To date, the development of the nitrogen reduction reaction (NRR) electrocatalysts to achieve high ammonia production at low overpotentials is insufficient. Here, Sb₂Te₃ displays notable electrochemical NRR performance at 0 V (versus RHE), with an ammonia yield rate of 13.8 μg h⁻¹ cm⁻² and a faradic efficiency of 27.7% (the highest yield rate at low overpotentials reported, to the best of our knowledge). Sb₂Te₃ is also stable over 50 h. Density functional theory (DFT) calculations disclose that there are multiple promoted-synergetic effects in telluride. Tellurium sites can modulate the electronic structure of catalysts to drive nitrogen adsorption on antimony sites. Tellurium sites also allow surface hydrogenation to suppress hydrogen evolution, facilitate the reduction of nitrogen into ∗NNH (the rate-determining step) in NRR, and accelerate the desorption of NH₃. The other tellurides (CoTe₂, CdTe, and Bi₃Te₄) also show high NRR performance at low overpotentials, implying that such multiple promoted-synergism may be generalized.
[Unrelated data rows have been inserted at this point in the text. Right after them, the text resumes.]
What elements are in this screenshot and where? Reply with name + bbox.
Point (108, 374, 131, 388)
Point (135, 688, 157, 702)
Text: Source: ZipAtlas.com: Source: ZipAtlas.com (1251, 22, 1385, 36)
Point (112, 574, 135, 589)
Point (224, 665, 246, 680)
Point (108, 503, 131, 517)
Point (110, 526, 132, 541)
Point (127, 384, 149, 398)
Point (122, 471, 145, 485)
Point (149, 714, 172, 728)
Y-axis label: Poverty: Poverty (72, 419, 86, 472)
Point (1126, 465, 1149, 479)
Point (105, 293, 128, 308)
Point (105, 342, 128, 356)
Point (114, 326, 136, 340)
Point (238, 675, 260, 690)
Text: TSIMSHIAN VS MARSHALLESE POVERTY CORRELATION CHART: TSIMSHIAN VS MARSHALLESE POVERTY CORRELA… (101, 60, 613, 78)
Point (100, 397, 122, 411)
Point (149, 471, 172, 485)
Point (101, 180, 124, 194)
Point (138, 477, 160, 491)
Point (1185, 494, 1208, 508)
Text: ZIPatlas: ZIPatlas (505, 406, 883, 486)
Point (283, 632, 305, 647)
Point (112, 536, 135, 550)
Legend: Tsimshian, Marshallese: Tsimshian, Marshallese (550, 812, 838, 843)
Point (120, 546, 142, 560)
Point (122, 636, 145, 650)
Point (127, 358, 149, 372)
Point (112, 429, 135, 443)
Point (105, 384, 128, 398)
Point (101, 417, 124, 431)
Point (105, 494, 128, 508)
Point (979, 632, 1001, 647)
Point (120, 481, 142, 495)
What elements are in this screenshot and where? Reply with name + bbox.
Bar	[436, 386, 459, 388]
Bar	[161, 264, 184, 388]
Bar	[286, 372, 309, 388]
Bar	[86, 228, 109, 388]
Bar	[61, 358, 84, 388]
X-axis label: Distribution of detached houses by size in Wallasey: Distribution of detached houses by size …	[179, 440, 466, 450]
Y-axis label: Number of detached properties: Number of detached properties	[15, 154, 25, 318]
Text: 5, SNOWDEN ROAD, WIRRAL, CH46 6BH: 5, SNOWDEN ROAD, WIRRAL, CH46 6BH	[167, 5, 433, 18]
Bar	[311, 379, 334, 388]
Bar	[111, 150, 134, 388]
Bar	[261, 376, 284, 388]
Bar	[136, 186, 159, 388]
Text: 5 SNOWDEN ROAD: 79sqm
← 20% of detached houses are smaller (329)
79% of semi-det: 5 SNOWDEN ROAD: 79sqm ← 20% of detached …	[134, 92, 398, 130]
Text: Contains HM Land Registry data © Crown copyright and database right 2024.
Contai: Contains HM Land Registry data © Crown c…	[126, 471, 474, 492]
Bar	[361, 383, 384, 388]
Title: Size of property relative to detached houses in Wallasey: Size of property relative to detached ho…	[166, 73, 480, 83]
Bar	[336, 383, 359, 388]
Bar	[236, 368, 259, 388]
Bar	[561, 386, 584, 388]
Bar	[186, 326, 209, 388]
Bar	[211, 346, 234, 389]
迄今为止，开发氮还原反应（NRR）电催化剂以在低超电势下实现高氨生产量还不够。在此，Sb ₂ Te ₃在0 V（相对RHE）下显示出显着的电化学NRR性能，氨的产率为13.8μgh ^-1 cm ^-2，法拉第效率为27.7％（据报道，低过电势下的最高产率，据我们所知）。Sb ₂ Te ₃在50小时内也保持稳定。密度泛函理论（DFT）计算表明，碲化物具有多种促进的协同作用。碲位点可调节催化剂的电子结构，以驱使氮吸附在锑位点上。碲位点还允许表面氢化来抑制氢的释放，促进氮在NRR中还原为* NNH（速率确定步骤），并加速NH ₃的解吸。其他碲化物（CoTe ₂，CdTe和Bi ₃ Te ₄）在低过电势下也显示出高NRR性能，这意味着这种多重促进的协同作用可能是普遍的。